Tensions with India along their frontier will ease soon, the new head of Pakistan’s army Gen. Qamar Javed Bajwa said, the AP’s Munir Ahmed reporting.

CYBERSECURITY, PRIVACY and TECHNOLOGY

WikiLeaks released over half a million diplomatic cables from the President Jimmy Carter’s administration yesterday, all of which were sent by State Department officials in 1979, the year of the Iranian Revolution, the Hill’s Julian Hattem reports.

Even asking if Russia hacked the election gives Moscow what it wanted: to weaken Americans’ trust in democracy, Paul Musgrave writes at the Washington Post.

The Kremlin and China have joined forces to bring greater filtering and control to Russia’s internet in an act of unprecedented cyber collaboration between the two countries, the Guardian’s Andrei Soldatov and Irina Borogan report.

The UK’s Investigatory Powers Bill creates a “security nightmare,” according to inventor of the World Wide Web Sir Tim Berners-Lee, while 130,000 people have signed a petition calling for the legislation – which is to receive royal assent today – to be scrapped. [BBC]

OTHER DEVELOPMENTS

Who’s still held at Guantánamo Bay? The Miami Herald reports on those detainees who remain at the detention center, and their current status.

A new counterterrorism center at an undisclosed location in the Middle East is being launched by US special operations chiefs to fight the Islamic State, al-Qaeda and other terrorist groups, Kimberly Dozier reports at The Daily Beast.

The Houthis in Yemen and its allies formed a new government on Monday in a surprise move that angered Saudi Arabia-backed rivals and complicates UN efforts to reach a peace deal in the country, Shuaib Almosawa and Rick Gladstone report at the New York Times.

The Taliban in Afghanistan is facing a financial crisis as donors shy away from supporting an insurgency which increasingly targets civilians instead of foreign troops, Jon Boone and Sami Yousafzai report at the Guardian.

The UN is set to adopt a US-led resolution aimed at cutting North Korea’s coal export revenue by 60 per cent in response to Pyongyang’s nuclear test in September, according to US officials. Farnaz Fassihi reports at the Wall Street Journal.

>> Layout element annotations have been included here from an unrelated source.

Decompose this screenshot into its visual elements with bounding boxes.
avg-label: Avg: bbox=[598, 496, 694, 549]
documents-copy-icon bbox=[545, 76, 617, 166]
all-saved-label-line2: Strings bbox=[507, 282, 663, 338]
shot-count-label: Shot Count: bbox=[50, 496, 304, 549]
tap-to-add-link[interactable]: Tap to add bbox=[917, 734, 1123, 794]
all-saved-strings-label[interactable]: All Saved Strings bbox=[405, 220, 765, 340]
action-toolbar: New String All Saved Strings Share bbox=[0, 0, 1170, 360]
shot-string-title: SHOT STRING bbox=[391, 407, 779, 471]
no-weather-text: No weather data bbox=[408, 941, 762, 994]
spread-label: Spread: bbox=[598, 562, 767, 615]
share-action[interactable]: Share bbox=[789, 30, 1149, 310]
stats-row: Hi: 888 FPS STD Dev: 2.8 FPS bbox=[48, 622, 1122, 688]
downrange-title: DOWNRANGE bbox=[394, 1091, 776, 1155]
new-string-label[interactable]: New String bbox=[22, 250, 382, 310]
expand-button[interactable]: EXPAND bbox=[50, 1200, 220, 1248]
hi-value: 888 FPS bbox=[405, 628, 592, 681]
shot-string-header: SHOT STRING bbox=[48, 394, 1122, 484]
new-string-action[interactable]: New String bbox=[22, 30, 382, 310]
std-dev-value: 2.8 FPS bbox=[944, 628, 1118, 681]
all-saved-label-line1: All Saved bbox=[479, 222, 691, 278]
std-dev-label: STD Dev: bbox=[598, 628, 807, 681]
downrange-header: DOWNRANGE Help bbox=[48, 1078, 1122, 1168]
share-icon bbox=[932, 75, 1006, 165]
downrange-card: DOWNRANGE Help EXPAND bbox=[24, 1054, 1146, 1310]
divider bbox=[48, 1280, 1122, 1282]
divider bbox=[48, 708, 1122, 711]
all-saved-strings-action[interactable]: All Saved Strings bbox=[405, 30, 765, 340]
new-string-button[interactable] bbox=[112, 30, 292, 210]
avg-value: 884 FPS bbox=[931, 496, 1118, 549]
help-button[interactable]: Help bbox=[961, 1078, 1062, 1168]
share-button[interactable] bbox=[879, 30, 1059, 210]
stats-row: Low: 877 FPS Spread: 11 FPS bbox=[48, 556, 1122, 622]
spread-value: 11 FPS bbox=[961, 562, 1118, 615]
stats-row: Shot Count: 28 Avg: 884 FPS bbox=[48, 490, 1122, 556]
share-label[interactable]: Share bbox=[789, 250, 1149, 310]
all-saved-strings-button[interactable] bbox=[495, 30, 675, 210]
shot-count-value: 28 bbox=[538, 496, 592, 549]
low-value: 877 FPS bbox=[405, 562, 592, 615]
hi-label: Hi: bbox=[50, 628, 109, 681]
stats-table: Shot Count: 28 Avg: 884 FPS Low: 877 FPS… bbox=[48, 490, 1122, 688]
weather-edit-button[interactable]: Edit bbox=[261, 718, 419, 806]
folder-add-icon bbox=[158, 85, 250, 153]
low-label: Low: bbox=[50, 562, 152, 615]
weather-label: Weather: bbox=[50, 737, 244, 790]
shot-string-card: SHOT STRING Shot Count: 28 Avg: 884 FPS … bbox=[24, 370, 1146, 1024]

Turkey has not yet “closed the book” on European Union membership but always has alternatives, President Erdoğan said today. [Reuters]

The current administration must grant American recognition to the state of Palestine before its term expires on Jan. 20, as 137 countries have already done, and help it achieve UN membership, argues Jimmy Carter writing at the New York Times.